A scanning electron microscope (SEM) scans a focused electron beam over a surface to create an image. The electrons in the beam interact with the sample, producing various signals that can be used to obtain information about the surface topography and composition.
Why use electrons instead of light in a microscope?
Given sufficient light, the human eye can distinguish two points 0.2 mm apart, without the aid of any additional lenses. This distance is called the resolving power or resolution of the eye. A lens or an assembly of lenses (a microscope) can be used to magnify this distance and enable the eye to see points even closer together than 0.2 mm.
A modern light microscope has a maximum magnification of about 1000x. The resolving power of the microscope was not only limited by the number and quality of the lenses but also by the wavelength of the light used for illumination. White light has wavelengths from 400 to 700 nanometers (nm). The average wavelength is 550 nm which results in a theoretical limit of resolution (not visibility) of the light microscope in white light of about 200 – 250 nm. The figure below shows two points at the limits of detection and the two individual spots can still be distinguished. The right image shows the two points so close together that the central spots overlap.

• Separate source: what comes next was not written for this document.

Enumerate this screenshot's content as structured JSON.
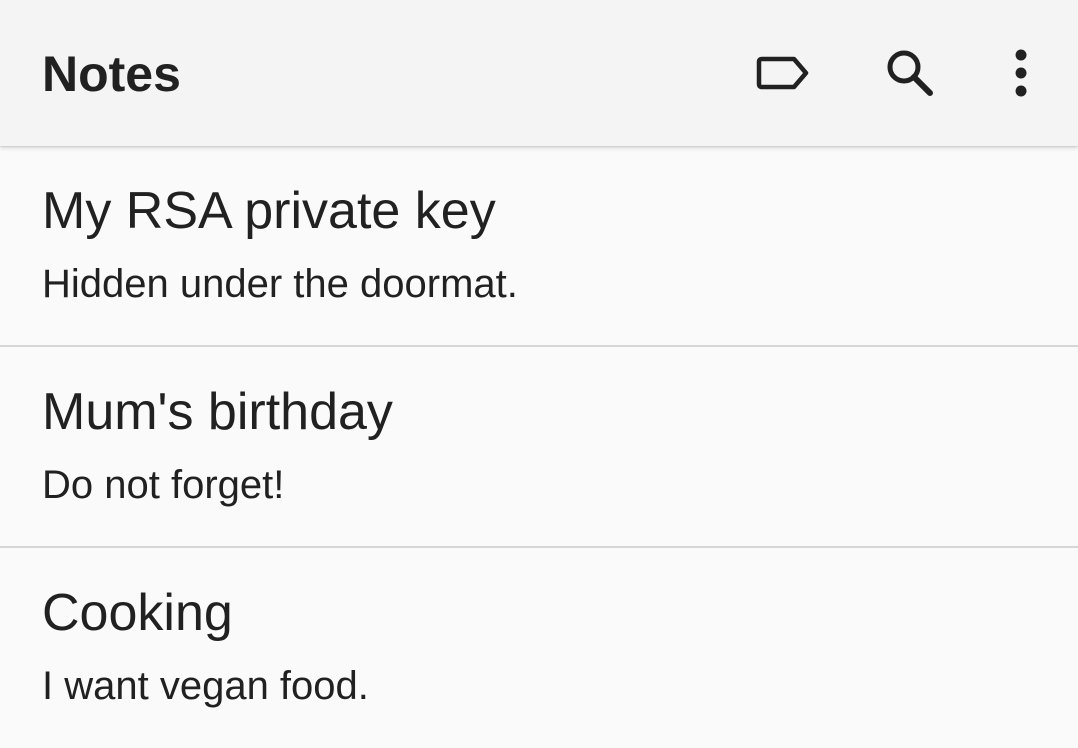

The electron microscope was developed when the wavelength became the limiting factor in light microscopes. Electrons have much shorter wavelengths, enabling better resolution.
Compare an Optical Microscope vs a Scanning Electron Microscope
As dimensions are shrinking for materials and devices, many structures can no longer be characterized by light microscopy. For example, to determine the integrity of a nanofiber layer for filtration, as shown here, electron microscopy is required to characterize the sample.
How a Scanning Electron Microscope Works
The main SEM components include:
- Source of electrons
- Column down which electrons travel with electromagnetic lenses
- Electron detector
- Sample chamber
- Computer and display to view the images
Electrons are produced at the top of the column, accelerated down and passed through a combination of lenses and apertures to produce a focused beam of electrons which hits the surface of the sample. The sample is mounted on a stage in the chamber area and, unless the microscope is designed to operate at low vacuums, both the column and the chamber are evacuated by a combination of pumps. The level of the vacuum will depend on the design of the microscope.
The position of the electron beam on the sample is controlled by scan coils situated above the objective lens. These coils allow the beam to be scanned over the surface of the sample. This beam rastering or scanning, as the name of the microscope suggests, enables information about a defined area on the sample to be collected. As a result of the electron-sample interaction, a number of signals are produced. These signals are then detected by appropriate detectors.
The scanning electron microscope (SEM) produces images by scanning the sample with a high-energy beam of electrons. As the electrons interact with the sample, they produce secondary electrons, backscattered electrons, and characteristic X-rays. These signals are collected by one or more detectors to form images which are then displayed on the computer screen. When the electron beam hits the surface of the sample, it penetrates the sample to a depth of a few microns, depending on the accelerating voltage and the density of the sample. Many signals, like secondary electrons and X-rays, are produced as a result of this interaction inside the sample.
The maximum resolution obtained in an SEM depends on multiple factors, like the electron spot size and interaction volume of the electron beam with the sample. While it cannot provide atomic resolution, some SEMs can achieve resolution below 1 nm. Typically, modern full-sized SEMs provide resolution between 1-20 nm whereas desktop systems can provide a resolution of 20 nm or more.